Las lanchas, que venían a toda velocidad para realizar el abordaje, se encontraron atrapadas. Uno de los elementales extendió sus miembros fluidos y rodeó la proa de la primera embarcación, levantándola del agua con una fuerza sobrenatural antes de estrellarla de costado contra el oleaje. Los mercenarios, que segundos antes se sentían seguros tras sus blindajes corporales, fueron engullidos por la masa líquida que parecía tener vida propia, arrastrándolos hacia el fondo del puerto.
La segunda lancha intentó virar desesperadamente, pero un segundo espíritu surgió justo debajo de ella. Los brazos de agua se cerraron sobre la borda, tirando con un peso de toneladas. El motor rugió en un intento inútil de escape, escupiendo humo negro antes de que una de las extremidades del elemental golpeara el casco con la contundencia de un mazo de demolición, abriendo una vía de agua instantánea.
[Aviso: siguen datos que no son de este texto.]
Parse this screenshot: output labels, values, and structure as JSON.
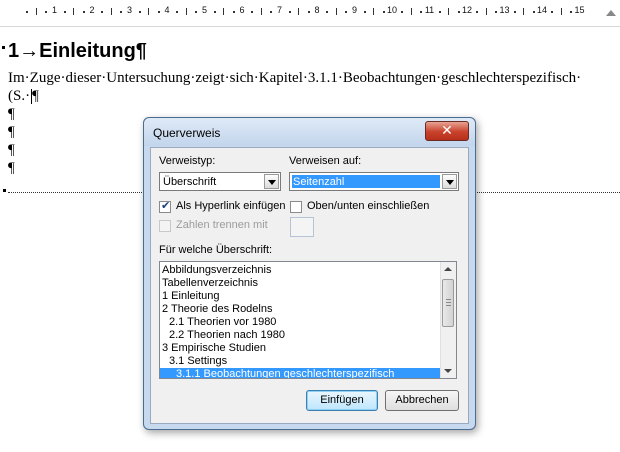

En el interior del salón, Deus dio un sorbo a su tequila. El ligero balanceo del yate, provocado por la agitación del agua en el exterior, fue la única señal física de la masacre que estaba ocurriendo fuera. Como los comandos de Aztechnology traerían oxígeno para bucear, sería esperable que sobreviviesen a los elementales.
El espectáculo bajo la superficie del Muelle 12 era una danza de muerte fluida y asfixiante.
Los comandos de Aztechnology, equipados con armaduras corporales de alta tecnología y respiradores, lucharon con una desesperación profesional. Intentaron desenfundar sus cuchillos de combate y disparar ráfagas cortas de sus subfusiles sumergibles, pero sus movimientos eran lentos, como si pelearan contra melaza densa. Para los elementales de Deus, el agua no era un obstáculo, sino su propio cuerpo, y las balas no eran capaces de dañarles si la voluntad del tirador no era férrea.
Uno de los espíritus, una masa de corriente translúcida y violenta, envolvió a tres de los buzos con sus brazos de agua. No buscaba simplemente ahogarlos; los manipulaba como si fueran muñecos de trapo.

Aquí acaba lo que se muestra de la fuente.